Шри Ауробиндо. Эссе о Гите – I — страница 70 из 86

Глава VII. Главное слово Гиты

Теперь мы подошли к самой сердцевине Йоги Гиты, к центру жизни и дыхания учения. Теперь мы ясно видим, что восхождение ограниченной человеческой души, когда она уходит от эго и низшей природы в безмятежное, безмолвное и устойчивое «Я», это лишь первый шаг, начало перемен. Теперь нам понятно, почему Гита вначале уделяет большое внимание Ишваре, Богу в облике человека, который всегда говорит о себе, aham, mām, как о некоем тайном и вездесущем Существе, властелине всех миров и владыке человеческой души, кто более велик, чем даже неизменяемая самосущность, вечно спокойная и неподвижная, не затрагиваемая ни субъективными, ни объективными явлениями природной вселенной.

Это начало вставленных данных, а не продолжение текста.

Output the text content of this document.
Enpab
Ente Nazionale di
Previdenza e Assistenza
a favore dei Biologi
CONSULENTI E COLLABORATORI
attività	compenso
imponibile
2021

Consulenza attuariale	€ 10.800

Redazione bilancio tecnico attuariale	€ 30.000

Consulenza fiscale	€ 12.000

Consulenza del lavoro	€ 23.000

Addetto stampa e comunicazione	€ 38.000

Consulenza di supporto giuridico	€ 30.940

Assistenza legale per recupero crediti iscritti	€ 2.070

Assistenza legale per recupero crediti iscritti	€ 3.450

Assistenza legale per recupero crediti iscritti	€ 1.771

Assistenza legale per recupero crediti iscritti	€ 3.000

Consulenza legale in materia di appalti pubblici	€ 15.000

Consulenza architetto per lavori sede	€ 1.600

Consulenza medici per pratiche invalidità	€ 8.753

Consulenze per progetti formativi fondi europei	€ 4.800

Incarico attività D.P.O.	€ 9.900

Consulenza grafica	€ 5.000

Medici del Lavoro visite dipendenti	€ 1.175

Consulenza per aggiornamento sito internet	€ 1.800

Вся Йога есть искание Божественности, обращение к единению с Вечным. Адекватности нашего восприятия Божественного и Вечного будет соответствовать путь искания, глубина и полнота единения и целостность реализации. Человек, существо ментальное, приближается к Бесконечному через свой конечный ум, и ему нужно открыть некую близлежащую дверцу в конечном, чтобы выйти к этому Бесконечному. Он ищет себе концепцию, за которую в состоянии ухватиться его ум, выбирает ту силу в своей природе, которая абсолютным самовозвышением может коснуться бесконечной Истины, что сама по себе недоступна его ментальному осмыслению. Некий лик этой бесконечной Истины – ибо, будучи бесконечной, она бесконечно многолика, обладает множеством слов для своего выражения, собственных подсказок смысла – он старается увидеть, чтобы с его помощью прийти через непосредственный опыт к им выражаемой безмерной реальности. Как бы ни узка была эта дверца, он удовлетворен, если она предоставляет возможность хоть заглянуть в широту, которая влечет его, если открывает путь в бездонную глубину и недосягаемые высоты того, что взывает к его духу. И как он приближается к этому, так оно и принимает его, ye yathā mām prapadyante.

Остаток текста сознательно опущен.